Riot fatura US$167 mi e reduz mineração de Bitcoin
A Riot Platforms divulgou os resultados do primeiro trimestre de 2026 com receita total de US$ 167,2 milhões. Ao mesmo tempo, a empresa evidenciou uma mudança estratégica relevante, impulsionada pelo crescimento da divisão de data centers. O movimento acompanha uma tendência mais ampla entre grandes mineradoras de Bitcoin.
Receita cresce, mas mineração perde força
A receita total alcançou US$ 167,2 milhões. Ainda assim, a atividade principal de mineração recuou cerca de 21,7%, passando de US$ 142,9 milhões para US$ 111,9 milhões no período.
Essa retração ocorreu, sobretudo, em função da queda no preço do Bitcoin ao longo do trimestre. A criptomoeda iniciou um movimento de baixa em fevereiro de 2026 e chegou a ser negociada próxima de US$ 62 mil. Em contraste, no mesmo período de 2025, o ativo se manteve próximo de US$ 80 mil até março.
Além disso, o aumento da taxa de hash elevou a dificuldade de mineração. Como resultado, as margens operacionais foram pressionadas. Consequentemente, a produção também caiu, com 57 BTC a menos em comparação ao primeiro trimestre do ano anterior.
Apesar do cenário adverso, a empresa manteve receita robusta. Ainda assim, o desempenho reforça como preço e dificuldade da rede impactam diretamente a rentabilidade da mineração.

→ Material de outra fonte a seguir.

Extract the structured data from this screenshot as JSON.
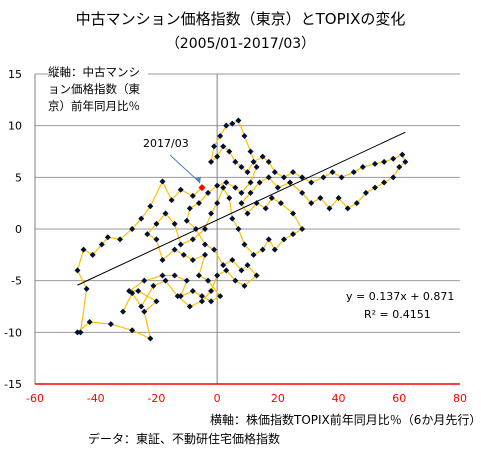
{
  "title": "中古マンション価格指数（東京）とTOPIXの変化",
  "subtitle": "（2005/01-2017/03）",
  "y_axis_label": "縦軸：中古マンション価格指数（東京）前年同月比％",
  "x_axis_label": "横軸：株価指数TOPIX前年同月比％（6か月先行）",
  "data_source": "データ：東証、不動研住宅価格指数",
  "annotation": "2017/03",
  "trend_equation": "y = 0.137x + 0.871",
  "r_squared": "R² = 0.4151",
  "colors": {
    "line": "#ffc000",
    "marker": "#001133",
    "highlight": "#ff0000",
    "trend": "#000000",
    "grid": "#9a9a9a",
    "axis_red": "#ff0000",
    "arrow": "#4f81bd"
  },
  "chart_data": {
    "type": "scatter",
    "title": "中古マンション価格指数（東京）とTOPIXの変化",
    "subtitle": "（2005/01-2017/03）",
    "xlabel": "横軸：株価指数TOPIX前年同月比％（6か月先行）",
    "ylabel": "縦軸：中古マンション価格指数（東京）前年同月比％",
    "xlim": [
      -60,
      80
    ],
    "ylim": [
      -15,
      15
    ],
    "xticks": [
      -60,
      -40,
      -20,
      0,
      20,
      40,
      60,
      80
    ],
    "yticks": [
      -15,
      -10,
      -5,
      0,
      5,
      10,
      15
    ],
    "grid": true,
    "connected": true,
    "trendline": {
      "slope": 0.137,
      "intercept": 0.871,
      "x_range": [
        -46,
        62
      ],
      "r2": 0.4151
    },
    "highlight": {
      "label": "2017/03",
      "x": -5,
      "y": 4.0
    },
    "points": [
      [
        -5,
        4.0
      ],
      [
        -8,
        3.2
      ],
      [
        -12,
        3.8
      ],
      [
        -15,
        2.8
      ],
      [
        -18,
        4.6
      ],
      [
        -22,
        2.2
      ],
      [
        -25,
        1.0
      ],
      [
        -28,
        0.0
      ],
      [
        -32,
        -1.0
      ],
      [
        -36,
        -0.8
      ],
      [
        -38,
        -1.5
      ],
      [
        -41,
        -2.5
      ],
      [
        -44,
        -2.0
      ],
      [
        -46,
        -4.0
      ],
      [
        -43,
        -5.8
      ],
      [
        -45,
        -10.0
      ],
      [
        -46,
        -10.0
      ],
      [
        -42,
        -9.0
      ],
      [
        -35,
        -9.2
      ],
      [
        -28,
        -9.8
      ],
      [
        -22,
        -10.6
      ],
      [
        -24,
        -8.0
      ],
      [
        -20,
        -7.0
      ],
      [
        -26,
        -6.0
      ],
      [
        -29,
        -6.0
      ],
      [
        -24,
        -5.0
      ],
      [
        -18,
        -4.5
      ],
      [
        -14,
        -4.5
      ],
      [
        -10,
        -5.0
      ],
      [
        -12,
        -6.5
      ],
      [
        -8,
        -6.0
      ],
      [
        -5,
        -6.5
      ],
      [
        -2,
        -7.0
      ],
      [
        1,
        -6.5
      ],
      [
        -3,
        -5.0
      ],
      [
        -6,
        -4.5
      ],
      [
        -4,
        -2.5
      ],
      [
        -8,
        -3.0
      ],
      [
        -11,
        -2.5
      ],
      [
        -14,
        -2.0
      ],
      [
        -18,
        -3.0
      ],
      [
        -20,
        -1.0
      ],
      [
        -23,
        -0.5
      ],
      [
        -20,
        0.5
      ],
      [
        -17,
        1.5
      ],
      [
        -14,
        0.5
      ],
      [
        -12,
        -1.5
      ],
      [
        -8,
        -1.0
      ],
      [
        -4,
        0.0
      ],
      [
        -2,
        1.5
      ],
      [
        0,
        2.5
      ],
      [
        2,
        4.0
      ],
      [
        4,
        3.0
      ],
      [
        5,
        1.0
      ],
      [
        7,
        0.0
      ],
      [
        9,
        -1.5
      ],
      [
        12,
        -2.5
      ],
      [
        15,
        -2.0
      ],
      [
        17,
        -1.0
      ],
      [
        19,
        -2.0
      ],
      [
        22,
        -1.0
      ],
      [
        25,
        -0.5
      ],
      [
        28,
        0.0
      ],
      [
        25,
        1.5
      ],
      [
        21,
        2.5
      ],
      [
        18,
        3.0
      ],
      [
        16,
        2.0
      ],
      [
        13,
        2.5
      ],
      [
        10,
        1.5
      ],
      [
        8,
        2.5
      ],
      [
        11,
        3.5
      ],
      [
        14,
        4.5
      ],
      [
        17,
        5.0
      ],
      [
        20,
        4.0
      ],
      [
        24,
        4.5
      ],
      [
        28,
        3.5
      ],
      [
        31,
        2.5
      ],
      [
        34,
        3.0
      ],
      [
        37,
        2.0
      ],
      [
        40,
        3.0
      ],
      [
        43,
        2.0
      ],
      [
        46,
        2.5
      ],
      [
        49,
        3.5
      ],
      [
        52,
        4.0
      ],
      [
        55,
        4.5
      ],
      [
        58,
        5.0
      ],
      [
        60,
        6.0
      ],
      [
        62,
        6.5
      ],
      [
        61,
        7.2
      ],
      [
        58,
        6.8
      ],
      [
        55,
        6.5
      ],
      [
        52,
        6.3
      ],
      [
        48,
        6.0
      ],
      [
        45,
        5.5
      ],
      [
        41,
        5.0
      ],
      [
        38,
        5.5
      ],
      [
        35,
        5.0
      ],
      [
        31,
        4.5
      ],
      [
        28,
        5.0
      ],
      [
        25,
        5.5
      ],
      [
        22,
        5.0
      ],
      [
        19,
        5.5
      ],
      [
        17,
        6.5
      ],
      [
        15,
        7.0
      ],
      [
        12,
        6.5
      ],
      [
        10,
        5.5
      ],
      [
        8,
        6.0
      ],
      [
        6,
        6.5
      ],
      [
        4,
        7.5
      ],
      [
        2,
        8.0
      ],
      [
        0,
        7.0
      ],
      [
        -2,
        6.5
      ],
      [
        -1,
        8.0
      ],
      [
        1,
        9.0
      ],
      [
        3,
        10.0
      ],
      [
        5,
        10.2
      ],
      [
        7,
        10.5
      ],
      [
        9,
        9.0
      ],
      [
        11,
        7.5
      ],
      [
        13,
        6.0
      ],
      [
        11,
        4.5
      ],
      [
        8,
        3.5
      ],
      [
        6,
        4.0
      ],
      [
        3,
        4.5
      ],
      [
        0,
        4.2
      ],
      [
        -3,
        3.5
      ],
      [
        -6,
        2.5
      ],
      [
        -9,
        2.0
      ],
      [
        -10,
        0.8
      ],
      [
        -7,
        0.0
      ],
      [
        -4,
        -1.5
      ],
      [
        -1,
        -2.0
      ],
      [
        2,
        -3.5
      ],
      [
        5,
        -3.0
      ],
      [
        8,
        -4.0
      ],
      [
        10,
        -3.5
      ],
      [
        13,
        -4.5
      ],
      [
        9,
        -5.5
      ],
      [
        6,
        -5.0
      ],
      [
        3,
        -4.0
      ],
      [
        0,
        -4.5
      ],
      [
        -2,
        -6.0
      ],
      [
        -5,
        -7.0
      ],
      [
        -9,
        -7.5
      ],
      [
        -13,
        -6.5
      ],
      [
        -17,
        -5.0
      ],
      [
        -21,
        -5.5
      ],
      [
        -25,
        -7.5
      ],
      [
        -28,
        -6.2
      ],
      [
        -31,
        -8.0
      ]
    ]
  }
}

Pressões estruturais no setor
Esse ambiente não afeta apenas a Riot Platforms. Pelo contrário, diversas mineradoras enfrentam desafios semelhantes. Assim, a diversificação deixou de ser opcional e passou a ser estratégica.
Ao mesmo tempo, investidores acompanham essas mudanças com atenção. Afinal, a previsibilidade de receita ganha relevância em períodos de maior volatilidade no mercado cripto.
Data centers impulsionam nova fase da Riot
Em contrapartida à queda na mineração, a divisão de data centers apresentou crescimento expressivo. A unidade gerou US$ 33,2 milhões em receita no trimestre e passou a representar um pilar relevante no resultado consolidado.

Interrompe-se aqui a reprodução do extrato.